Zeta will have a more aggressive posture with Tucker than Mobil did, said Eric Bosshard analyst with Midwest Research/ Maxus Group Ltd. of Cleveland. They will turn up the heat on Rubbermaid. Zeta's announcement at the Hardware Show was similar to, but overshadowed by, Rubber-maid Inc.'s bombshell that it will begin marketing Roughneck brand trash bags manufactured for the Wooster, Ohio, housewares giant by North American Plastics Corp. of Aurora, Ill.
Somebody copying you is the best form of flattery, Bal cracked.

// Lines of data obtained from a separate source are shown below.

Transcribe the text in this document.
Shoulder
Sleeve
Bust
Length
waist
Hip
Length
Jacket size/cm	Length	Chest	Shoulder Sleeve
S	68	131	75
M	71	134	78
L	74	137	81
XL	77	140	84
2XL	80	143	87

The companies are targeting different market segments. Tup-perware plans to pursue the high end, going head-to-head with Hefty and First Brand Corp.'s Glad line. The Tucker bags will tackle the value-price segment.
The Tucker name won't take Zeta to the high end, said David Kerlagon, executive vice president for North American Plastics of Aurora, Ill.
Tucker's Renew trash cans will be made from 100 percent post-consumer polyethylene, which is also a feature of Zeta's Renew trash bags. The cans are the first product introduced following Zeta's acquisition of Tucker.
This is a natural product extension that Mobil didn't go to, Angulo said.
Bal said Tucker will make all of the Renew cans internally using recycled milk jugs and detergent bottles. He expects to add blow molding capacity next year if the product takes off in the market.
In other news, Zeta is expanding its recycling operation in Washington, N.J., adding one large line that will approximately double the plant's capacity to about 50 million pounds per year. The operation recycles a variety of film, including dry cleaning bags and stretch wrap, for use in the Renew trash bags.
We're expanding to keep up with demand for recycled content, Bal said. Zeta also has recycling capacity at its Macomb, Ill., plant.